Remix.run Logo
benreesman 6 days ago

People will go to extremely great lengths to debate the appropriate analogy for how these things work, which is fun I guess but in a "get high with a buddy" sense at least to my taste.

Some of how they work is well understood (a lot now, actually), some of the outcomes are still surprising.

But we debate both the well understood parts and the surprising parts both with the wrong terminology borrowed from pretty dubious corners of pop cognitive science, and not with terminology appropriate to the new and different thing! It's nothing like a brain, it's a new different thing. Does it think or reason? Who knows pass the blunt.

They do X performance on Y task according to Z eval, that's how you discuss ML model capability if you're persuing understanding rather than fundraising or clicks.
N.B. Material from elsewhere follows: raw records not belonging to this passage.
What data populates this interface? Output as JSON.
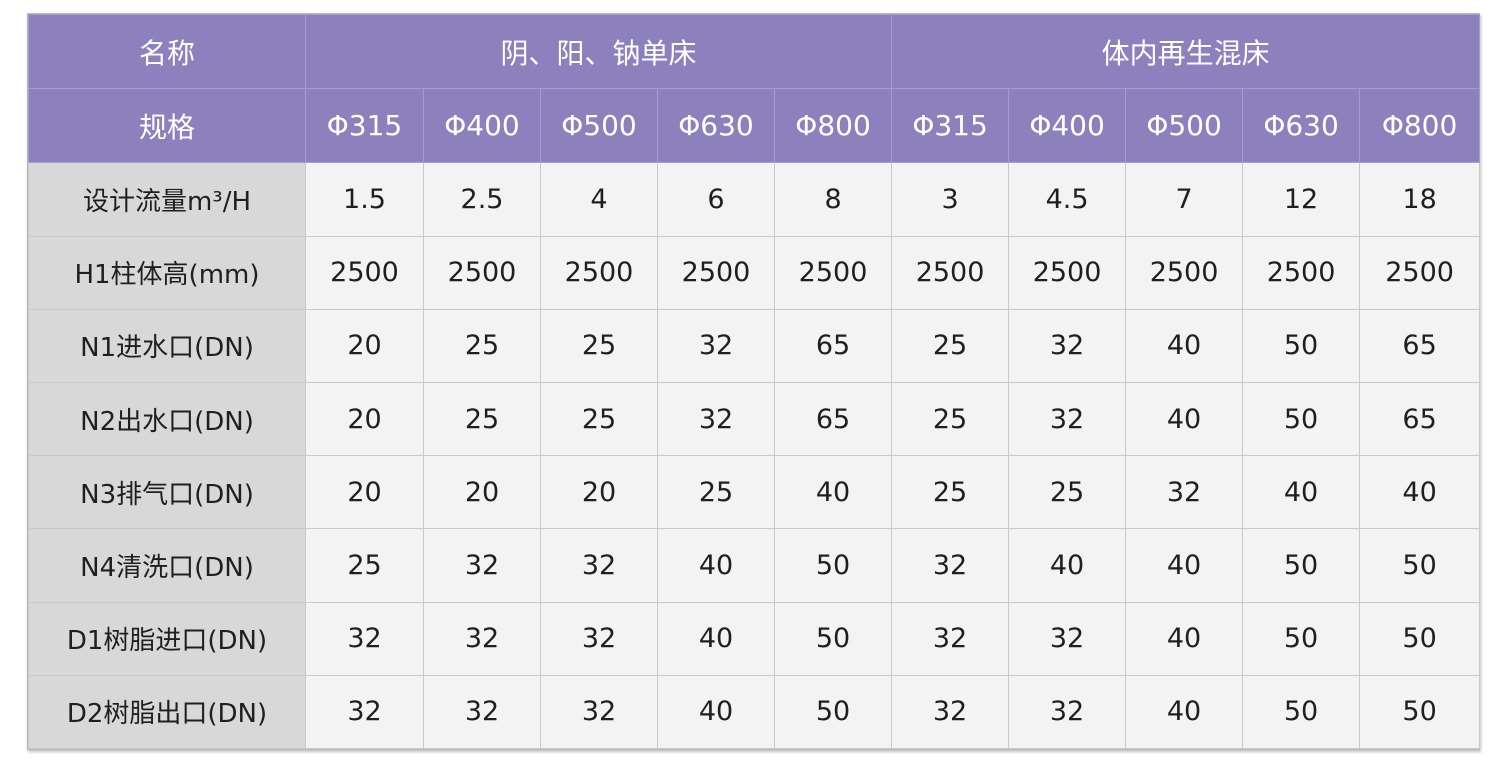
{
  "header": {
    "name_label": "名称",
    "group1_label": "阴、阳、钠单床",
    "group2_label": "体内再生混床",
    "spec_label": "规格",
    "sizes": [
      "Φ315",
      "Φ400",
      "Φ500",
      "Φ630",
      "Φ800",
      "Φ315",
      "Φ400",
      "Φ500",
      "Φ630",
      "Φ800"
    ]
  },
  "rows": [
    {
      "label": "设计流量m³/H",
      "values": [
        "1.5",
        "2.5",
        "4",
        "6",
        "8",
        "3",
        "4.5",
        "7",
        "12",
        "18"
      ]
    },
    {
      "label": "H1柱体高(mm)",
      "values": [
        "2500",
        "2500",
        "2500",
        "2500",
        "2500",
        "2500",
        "2500",
        "2500",
        "2500",
        "2500"
      ]
    },
    {
      "label": "N1进水口(DN)",
      "values": [
        "20",
        "25",
        "25",
        "32",
        "65",
        "25",
        "32",
        "40",
        "50",
        "65"
      ]
    },
    {
      "label": "N2出水口(DN)",
      "values": [
        "20",
        "25",
        "25",
        "32",
        "65",
        "25",
        "32",
        "40",
        "50",
        "65"
      ]
    },
    {
      "label": "N3排气口(DN)",
      "values": [
        "20",
        "20",
        "20",
        "25",
        "40",
        "25",
        "25",
        "32",
        "40",
        "40"
      ]
    },
    {
      "label": "N4清洗口(DN)",
      "values": [
        "25",
        "32",
        "32",
        "40",
        "50",
        "32",
        "40",
        "40",
        "50",
        "50"
      ]
    },
    {
      "label": "D1树脂进口(DN)",
      "values": [
        "32",
        "32",
        "32",
        "40",
        "50",
        "32",
        "32",
        "40",
        "50",
        "50"
      ]
    },
    {
      "label": "D2树脂出口(DN)",
      "values": [
        "32",
        "32",
        "32",
        "40",
        "50",
        "32",
        "32",
        "40",
        "50",
        "50"
      ]
    }
  ],
  "colors": {
    "header_bg": "#8c80bd",
    "label_bg": "#d8d8d8",
    "cell_bg": "#f3f3f3"
  }
}
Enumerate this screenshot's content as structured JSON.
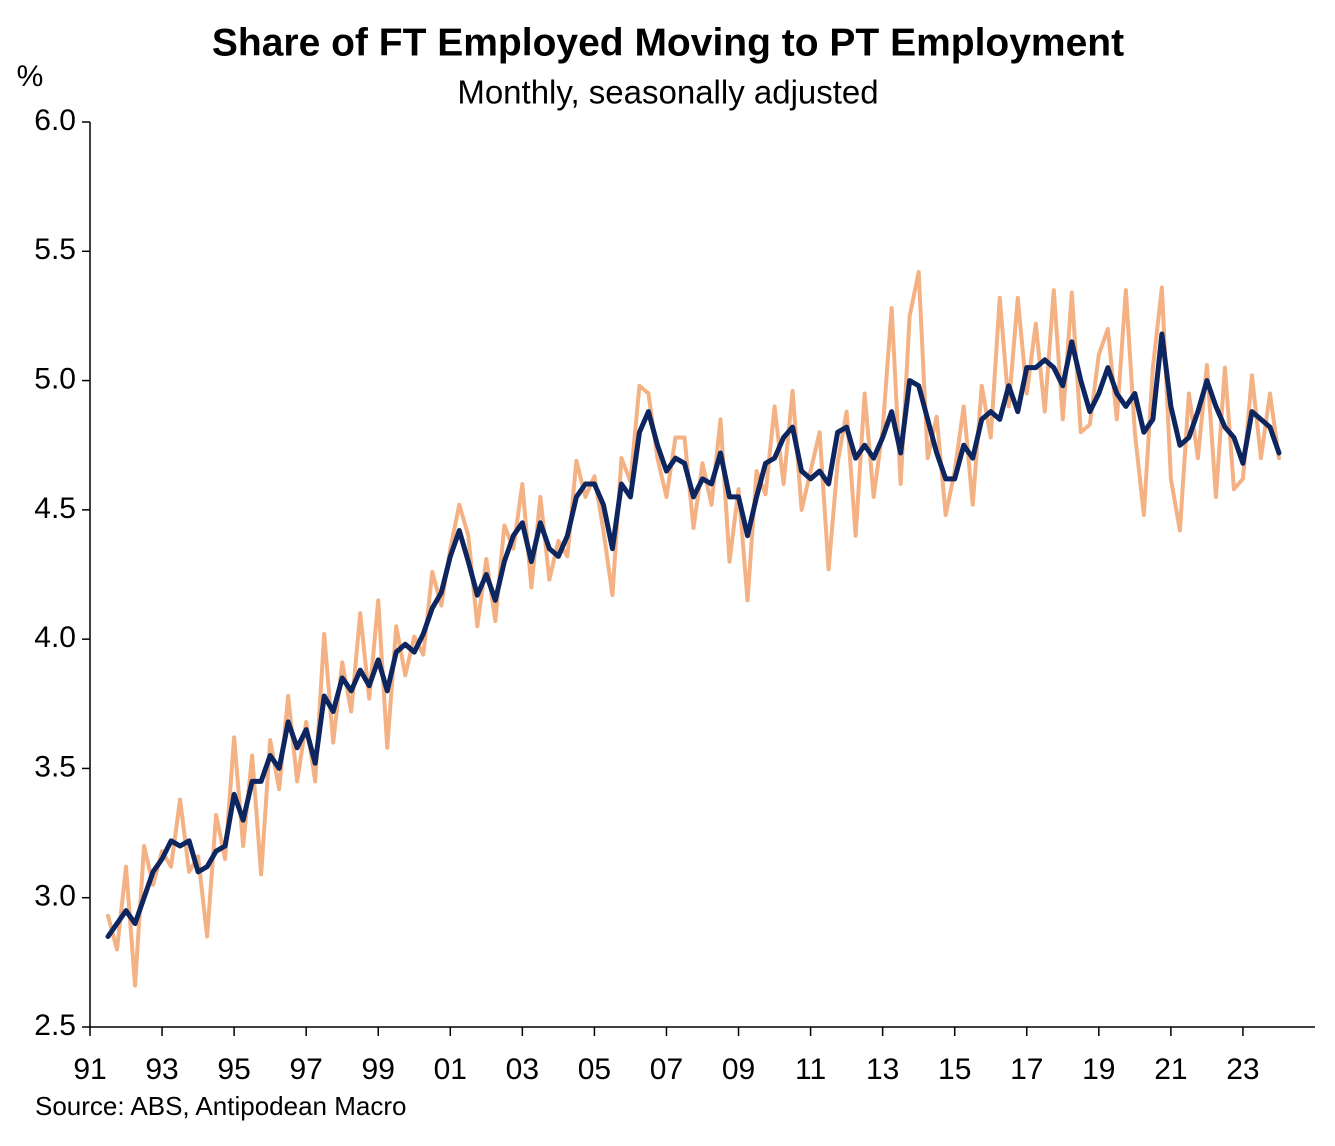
{
  "chart_data": {
    "type": "line",
    "title": "Share of FT Employed Moving to PT Employment",
    "subtitle": "Monthly, seasonally adjusted",
    "y_label": "%",
    "source": "Source: ABS, Antipodean Macro",
    "x": [
      1991.5,
      1991.75,
      1992,
      1992.25,
      1992.5,
      1992.75,
      1993,
      1993.25,
      1993.5,
      1993.75,
      1994,
      1994.25,
      1994.5,
      1994.75,
      1995,
      1995.25,
      1995.5,
      1995.75,
      1996,
      1996.25,
      1996.5,
      1996.75,
      1997,
      1997.25,
      1997.5,
      1997.75,
      1998,
      1998.25,
      1998.5,
      1998.75,
      1999,
      1999.25,
      1999.5,
      1999.75,
      2000,
      2000.25,
      2000.5,
      2000.75,
      2001,
      2001.25,
      2001.5,
      2001.75,
      2002,
      2002.25,
      2002.5,
      2002.75,
      2003,
      2003.25,
      2003.5,
      2003.75,
      2004,
      2004.25,
      2004.5,
      2004.75,
      2005,
      2005.25,
      2005.5,
      2005.75,
      2006,
      2006.25,
      2006.5,
      2006.75,
      2007,
      2007.25,
      2007.5,
      2007.75,
      2008,
      2008.25,
      2008.5,
      2008.75,
      2009,
      2009.25,
      2009.5,
      2009.75,
      2010,
      2010.25,
      2010.5,
      2010.75,
      2011,
      2011.25,
      2011.5,
      2011.75,
      2012,
      2012.25,
      2012.5,
      2012.75,
      2013,
      2013.25,
      2013.5,
      2013.75,
      2014,
      2014.25,
      2014.5,
      2014.75,
      2015,
      2015.25,
      2015.5,
      2015.75,
      2016,
      2016.25,
      2016.5,
      2016.75,
      2017,
      2017.25,
      2017.5,
      2017.75,
      2018,
      2018.25,
      2018.5,
      2018.75,
      2019,
      2019.25,
      2019.5,
      2019.75,
      2020,
      2020.25,
      2020.5,
      2020.75,
      2021,
      2021.25,
      2021.5,
      2021.75,
      2022,
      2022.25,
      2022.5,
      2022.75,
      2023,
      2023.25,
      2023.5,
      2023.75,
      2024
    ],
    "series": [
      {
        "color": "#f4b183",
        "values": [
          2.93,
          2.8,
          3.12,
          2.66,
          3.2,
          3.05,
          3.18,
          3.12,
          3.38,
          3.1,
          3.16,
          2.85,
          3.32,
          3.15,
          3.62,
          3.2,
          3.55,
          3.09,
          3.61,
          3.42,
          3.78,
          3.45,
          3.68,
          3.45,
          4.02,
          3.6,
          3.91,
          3.72,
          4.1,
          3.77,
          4.15,
          3.58,
          4.05,
          3.86,
          4.01,
          3.94,
          4.26,
          4.13,
          4.35,
          4.52,
          4.4,
          4.05,
          4.31,
          4.07,
          4.44,
          4.35,
          4.6,
          4.2,
          4.55,
          4.23,
          4.38,
          4.32,
          4.69,
          4.55,
          4.63,
          4.42,
          4.17,
          4.7,
          4.61,
          4.98,
          4.95,
          4.7,
          4.55,
          4.78,
          4.78,
          4.43,
          4.68,
          4.52,
          4.85,
          4.3,
          4.58,
          4.15,
          4.65,
          4.56,
          4.9,
          4.6,
          4.96,
          4.5,
          4.65,
          4.8,
          4.27,
          4.68,
          4.88,
          4.4,
          4.95,
          4.55,
          4.81,
          5.28,
          4.6,
          5.25,
          5.42,
          4.7,
          4.86,
          4.48,
          4.65,
          4.9,
          4.52,
          4.98,
          4.78,
          5.32,
          4.9,
          5.32,
          4.95,
          5.22,
          4.88,
          5.35,
          4.85,
          5.34,
          4.8,
          4.83,
          5.1,
          5.2,
          4.85,
          5.35,
          4.8,
          4.48,
          5.05,
          5.36,
          4.62,
          4.42,
          4.95,
          4.7,
          5.06,
          4.55,
          5.05,
          4.58,
          4.62,
          5.02,
          4.7,
          4.95,
          4.7
        ],
        "width": 4
      },
      {
        "color": "#0d2660",
        "values": [
          2.85,
          2.9,
          2.95,
          2.9,
          3.0,
          3.1,
          3.15,
          3.22,
          3.2,
          3.22,
          3.1,
          3.12,
          3.18,
          3.2,
          3.4,
          3.3,
          3.45,
          3.45,
          3.55,
          3.5,
          3.68,
          3.58,
          3.65,
          3.52,
          3.78,
          3.72,
          3.85,
          3.8,
          3.88,
          3.82,
          3.92,
          3.8,
          3.95,
          3.98,
          3.95,
          4.02,
          4.12,
          4.18,
          4.32,
          4.42,
          4.3,
          4.17,
          4.25,
          4.15,
          4.3,
          4.4,
          4.45,
          4.3,
          4.45,
          4.35,
          4.32,
          4.4,
          4.55,
          4.6,
          4.6,
          4.52,
          4.35,
          4.6,
          4.55,
          4.8,
          4.88,
          4.75,
          4.65,
          4.7,
          4.68,
          4.55,
          4.62,
          4.6,
          4.72,
          4.55,
          4.55,
          4.4,
          4.55,
          4.68,
          4.7,
          4.78,
          4.82,
          4.65,
          4.62,
          4.65,
          4.6,
          4.8,
          4.82,
          4.7,
          4.75,
          4.7,
          4.78,
          4.88,
          4.72,
          5.0,
          4.98,
          4.85,
          4.72,
          4.62,
          4.62,
          4.75,
          4.7,
          4.85,
          4.88,
          4.85,
          4.98,
          4.88,
          5.05,
          5.05,
          5.08,
          5.05,
          4.98,
          5.15,
          5.0,
          4.88,
          4.95,
          5.05,
          4.95,
          4.9,
          4.95,
          4.8,
          4.85,
          5.18,
          4.9,
          4.75,
          4.78,
          4.88,
          5.0,
          4.9,
          4.82,
          4.78,
          4.68,
          4.88,
          4.85,
          4.82,
          4.72
        ],
        "width": 5
      }
    ],
    "xlim": [
      1991,
      2025
    ],
    "xticks": [
      {
        "value": 1991,
        "label": "91"
      },
      {
        "value": 1993,
        "label": "93"
      },
      {
        "value": 1995,
        "label": "95"
      },
      {
        "value": 1997,
        "label": "97"
      },
      {
        "value": 1999,
        "label": "99"
      },
      {
        "value": 2001,
        "label": "01"
      },
      {
        "value": 2003,
        "label": "03"
      },
      {
        "value": 2005,
        "label": "05"
      },
      {
        "value": 2007,
        "label": "07"
      },
      {
        "value": 2009,
        "label": "09"
      },
      {
        "value": 2011,
        "label": "11"
      },
      {
        "value": 2013,
        "label": "13"
      },
      {
        "value": 2015,
        "label": "15"
      },
      {
        "value": 2017,
        "label": "17"
      },
      {
        "value": 2019,
        "label": "19"
      },
      {
        "value": 2021,
        "label": "21"
      },
      {
        "value": 2023,
        "label": "23"
      }
    ],
    "ylim": [
      2.5,
      6.0
    ],
    "yticks": [
      2.5,
      {
        "value": 3.0,
        "label": "3.0"
      },
      3.5,
      {
        "value": 4.0,
        "label": "4.0"
      },
      4.5,
      {
        "value": 5.0,
        "label": "5.0"
      },
      5.5,
      {
        "value": 6.0,
        "label": "6.0"
      }
    ],
    "grid": false
  }
}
Vegenoid 6 days ago | parent [-]

While I largely agree with you, more abstract judgements must be made as the capabilities (and therefore tasks being completed) become increasingly general. Attempts to boil human intellectual capability down to "X performance on Y task according to Z eval" can be useful, but are famously incomplete and insufficient on their own for making good decisions about which humans (a.k.a. which general intelligences) are useful and how to utilize and improve them. Boiling down highly complex behavior into a small number of metrics loses a lot of detail.

There is also the desire to discover why a model that outperforms others does so, so that the successful technique can be refined and applied elsewhere. This too usually requires more approaches than metric comparison.